Jul 17 '24 13:07 andreyvelich

That sounds good. Thanks for the clarification.

Jul 18 '24 05:07 vector-flow

I'm interested in working on the unit test for get_job_pod_names and update_job, any objection?

Jul 30 '24 09:07 YosiElias

Absolutely, thank you @YosiElias!

Jul 30 '24 14:07 andreyvelich

@andreyvelich UTs for wait_for_job_conditions have been added now! PTAL👀 when you are available.

Also, can I work on get_job_conditions and related functions whose names begin with is_job_?

Aug 06 '24 15:08 Electronic-Waste

Hey @andreyvelich,

I can take a look at get_job and delete_job

Aug 08 '24 13:08 Bobbins228

Hi @andreyvelich, I am interested in contributing to training-operator. Can I take list_jobs? Thank you.

Sep 18 '24 19:09 seanlaii

Hi @andreyvelich, I am interested in contributing to training-operator. Can I take list_jobs?
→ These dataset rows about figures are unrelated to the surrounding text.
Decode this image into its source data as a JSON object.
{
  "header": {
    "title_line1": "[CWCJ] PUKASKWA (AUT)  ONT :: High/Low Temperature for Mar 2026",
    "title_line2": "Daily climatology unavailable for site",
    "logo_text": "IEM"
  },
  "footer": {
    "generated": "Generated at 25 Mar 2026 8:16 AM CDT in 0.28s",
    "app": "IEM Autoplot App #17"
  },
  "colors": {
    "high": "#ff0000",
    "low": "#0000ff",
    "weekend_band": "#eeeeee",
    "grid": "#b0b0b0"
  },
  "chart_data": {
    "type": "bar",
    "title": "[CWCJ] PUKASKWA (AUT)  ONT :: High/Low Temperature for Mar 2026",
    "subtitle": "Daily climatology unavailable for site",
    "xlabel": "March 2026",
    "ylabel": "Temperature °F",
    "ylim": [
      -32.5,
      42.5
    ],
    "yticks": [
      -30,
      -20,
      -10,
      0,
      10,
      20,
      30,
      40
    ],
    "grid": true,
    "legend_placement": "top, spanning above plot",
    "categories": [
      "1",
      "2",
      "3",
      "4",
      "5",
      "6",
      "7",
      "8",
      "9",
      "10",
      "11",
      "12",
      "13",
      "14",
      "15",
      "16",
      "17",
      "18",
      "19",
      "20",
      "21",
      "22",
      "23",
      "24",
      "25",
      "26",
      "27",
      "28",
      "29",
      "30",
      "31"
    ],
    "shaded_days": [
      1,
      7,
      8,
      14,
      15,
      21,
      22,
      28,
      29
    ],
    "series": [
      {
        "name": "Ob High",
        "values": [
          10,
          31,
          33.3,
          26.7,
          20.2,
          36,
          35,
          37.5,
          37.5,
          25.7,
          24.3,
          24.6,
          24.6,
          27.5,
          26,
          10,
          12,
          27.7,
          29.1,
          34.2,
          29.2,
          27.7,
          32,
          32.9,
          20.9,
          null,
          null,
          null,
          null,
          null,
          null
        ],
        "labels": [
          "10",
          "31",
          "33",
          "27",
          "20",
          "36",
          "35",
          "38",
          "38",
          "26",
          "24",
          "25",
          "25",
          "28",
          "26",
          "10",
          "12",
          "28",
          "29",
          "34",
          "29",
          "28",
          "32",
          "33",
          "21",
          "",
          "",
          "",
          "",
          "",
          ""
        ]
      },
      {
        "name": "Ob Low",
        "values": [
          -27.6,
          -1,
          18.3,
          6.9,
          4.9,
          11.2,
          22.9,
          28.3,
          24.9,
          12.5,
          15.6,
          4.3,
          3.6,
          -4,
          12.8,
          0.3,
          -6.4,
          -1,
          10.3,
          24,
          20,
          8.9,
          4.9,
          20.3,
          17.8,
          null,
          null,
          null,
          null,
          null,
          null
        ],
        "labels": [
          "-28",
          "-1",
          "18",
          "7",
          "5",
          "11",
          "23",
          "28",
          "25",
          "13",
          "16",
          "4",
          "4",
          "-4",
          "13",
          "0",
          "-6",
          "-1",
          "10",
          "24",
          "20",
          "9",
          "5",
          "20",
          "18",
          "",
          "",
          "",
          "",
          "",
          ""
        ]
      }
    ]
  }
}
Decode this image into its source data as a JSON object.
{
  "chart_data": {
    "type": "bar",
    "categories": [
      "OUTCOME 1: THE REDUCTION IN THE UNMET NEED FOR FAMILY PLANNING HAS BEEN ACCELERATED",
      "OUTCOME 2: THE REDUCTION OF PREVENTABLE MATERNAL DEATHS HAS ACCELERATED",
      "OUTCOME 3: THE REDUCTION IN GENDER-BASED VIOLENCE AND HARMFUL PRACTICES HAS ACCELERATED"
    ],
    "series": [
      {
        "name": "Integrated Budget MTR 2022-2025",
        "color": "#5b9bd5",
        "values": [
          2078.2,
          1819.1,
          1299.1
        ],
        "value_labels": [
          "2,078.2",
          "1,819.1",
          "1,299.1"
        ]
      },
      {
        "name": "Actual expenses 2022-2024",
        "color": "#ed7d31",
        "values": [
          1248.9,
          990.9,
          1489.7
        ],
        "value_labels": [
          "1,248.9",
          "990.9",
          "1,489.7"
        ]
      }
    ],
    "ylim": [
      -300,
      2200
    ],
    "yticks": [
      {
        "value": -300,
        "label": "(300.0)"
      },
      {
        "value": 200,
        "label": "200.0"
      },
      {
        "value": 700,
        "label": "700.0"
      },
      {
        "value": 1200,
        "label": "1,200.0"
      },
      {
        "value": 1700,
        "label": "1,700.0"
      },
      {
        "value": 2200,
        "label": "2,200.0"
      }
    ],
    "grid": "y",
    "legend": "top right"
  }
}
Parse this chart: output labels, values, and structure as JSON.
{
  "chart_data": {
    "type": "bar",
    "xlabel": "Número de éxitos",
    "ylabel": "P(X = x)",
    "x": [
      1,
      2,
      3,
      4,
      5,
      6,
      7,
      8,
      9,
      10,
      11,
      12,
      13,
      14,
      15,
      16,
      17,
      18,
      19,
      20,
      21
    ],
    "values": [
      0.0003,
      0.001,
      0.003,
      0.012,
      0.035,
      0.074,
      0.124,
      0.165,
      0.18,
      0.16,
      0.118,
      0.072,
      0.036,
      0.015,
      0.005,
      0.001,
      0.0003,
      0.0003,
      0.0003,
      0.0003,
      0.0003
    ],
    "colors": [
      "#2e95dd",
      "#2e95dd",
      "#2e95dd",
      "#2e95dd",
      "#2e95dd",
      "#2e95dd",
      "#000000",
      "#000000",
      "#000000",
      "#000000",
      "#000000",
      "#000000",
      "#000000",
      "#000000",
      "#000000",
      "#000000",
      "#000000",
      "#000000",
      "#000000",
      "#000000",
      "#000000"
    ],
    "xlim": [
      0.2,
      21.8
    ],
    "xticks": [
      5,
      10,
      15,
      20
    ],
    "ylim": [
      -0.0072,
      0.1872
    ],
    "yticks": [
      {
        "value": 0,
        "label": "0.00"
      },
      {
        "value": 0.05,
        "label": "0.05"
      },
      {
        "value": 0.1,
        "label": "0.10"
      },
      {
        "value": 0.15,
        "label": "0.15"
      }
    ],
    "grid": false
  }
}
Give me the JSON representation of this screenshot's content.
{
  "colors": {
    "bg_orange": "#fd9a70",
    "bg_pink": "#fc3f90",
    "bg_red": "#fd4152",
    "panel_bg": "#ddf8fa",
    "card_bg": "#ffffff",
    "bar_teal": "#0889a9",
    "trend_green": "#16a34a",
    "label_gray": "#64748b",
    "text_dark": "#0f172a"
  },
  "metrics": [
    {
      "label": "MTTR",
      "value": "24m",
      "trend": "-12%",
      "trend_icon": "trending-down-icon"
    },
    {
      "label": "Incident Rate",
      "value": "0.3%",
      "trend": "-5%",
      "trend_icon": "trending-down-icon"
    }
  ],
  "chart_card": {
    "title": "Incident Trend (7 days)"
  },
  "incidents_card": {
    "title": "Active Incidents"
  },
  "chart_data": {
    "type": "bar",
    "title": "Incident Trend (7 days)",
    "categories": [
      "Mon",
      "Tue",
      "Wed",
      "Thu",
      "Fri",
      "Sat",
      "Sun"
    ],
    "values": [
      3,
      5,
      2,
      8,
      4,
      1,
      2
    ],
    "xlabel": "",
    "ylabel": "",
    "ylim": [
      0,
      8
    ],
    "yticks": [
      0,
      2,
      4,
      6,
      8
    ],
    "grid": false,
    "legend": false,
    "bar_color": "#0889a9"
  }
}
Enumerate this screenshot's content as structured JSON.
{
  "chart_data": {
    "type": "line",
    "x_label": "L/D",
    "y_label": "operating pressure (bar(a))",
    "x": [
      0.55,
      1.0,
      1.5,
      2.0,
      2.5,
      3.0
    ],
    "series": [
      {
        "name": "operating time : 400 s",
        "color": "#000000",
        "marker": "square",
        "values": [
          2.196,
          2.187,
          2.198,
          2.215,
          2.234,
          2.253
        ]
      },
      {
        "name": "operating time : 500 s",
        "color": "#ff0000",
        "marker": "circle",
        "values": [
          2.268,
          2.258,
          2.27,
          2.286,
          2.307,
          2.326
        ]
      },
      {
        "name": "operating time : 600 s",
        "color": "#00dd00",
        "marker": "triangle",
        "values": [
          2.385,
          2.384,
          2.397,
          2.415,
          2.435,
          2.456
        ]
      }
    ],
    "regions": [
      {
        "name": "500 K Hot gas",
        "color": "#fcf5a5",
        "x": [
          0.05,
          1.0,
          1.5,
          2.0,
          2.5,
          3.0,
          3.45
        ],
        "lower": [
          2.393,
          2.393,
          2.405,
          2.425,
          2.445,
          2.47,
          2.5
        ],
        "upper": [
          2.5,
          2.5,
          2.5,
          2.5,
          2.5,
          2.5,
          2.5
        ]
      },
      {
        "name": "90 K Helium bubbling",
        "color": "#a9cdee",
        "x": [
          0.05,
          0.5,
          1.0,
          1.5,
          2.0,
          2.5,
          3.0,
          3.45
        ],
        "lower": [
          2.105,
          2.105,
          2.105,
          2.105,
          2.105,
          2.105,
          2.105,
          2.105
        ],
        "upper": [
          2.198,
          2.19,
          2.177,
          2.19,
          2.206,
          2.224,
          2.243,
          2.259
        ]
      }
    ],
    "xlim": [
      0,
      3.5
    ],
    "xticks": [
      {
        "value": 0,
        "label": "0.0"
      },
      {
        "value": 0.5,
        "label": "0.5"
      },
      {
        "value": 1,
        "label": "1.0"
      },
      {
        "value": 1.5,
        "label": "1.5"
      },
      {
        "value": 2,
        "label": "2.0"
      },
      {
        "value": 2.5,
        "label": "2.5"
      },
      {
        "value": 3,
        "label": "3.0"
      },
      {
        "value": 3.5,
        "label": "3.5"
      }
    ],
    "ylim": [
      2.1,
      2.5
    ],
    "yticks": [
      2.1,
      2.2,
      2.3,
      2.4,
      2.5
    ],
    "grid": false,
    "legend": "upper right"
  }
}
Thank you.

Feel free to take the task.

Sep 18 '24 19:09 tenzen-y

Hi, is anyone working on get_job_logs? If not, I can also work on it.

Sep 28 '24 01:09 seanlaii

@seanlaii Sure, please feel free to take unit test for get_job_logs API!

Sep 30 '24 21:09 andreyvelich

Right now, we have unit test for every single public API of TrainingClient() 🎉 Thanks everyone for your time and work! @deepanker13 @Electronic-Waste @Bobbins228 @seanlaii @YosiElias

Oct 14 '24 13:10 andreyvelich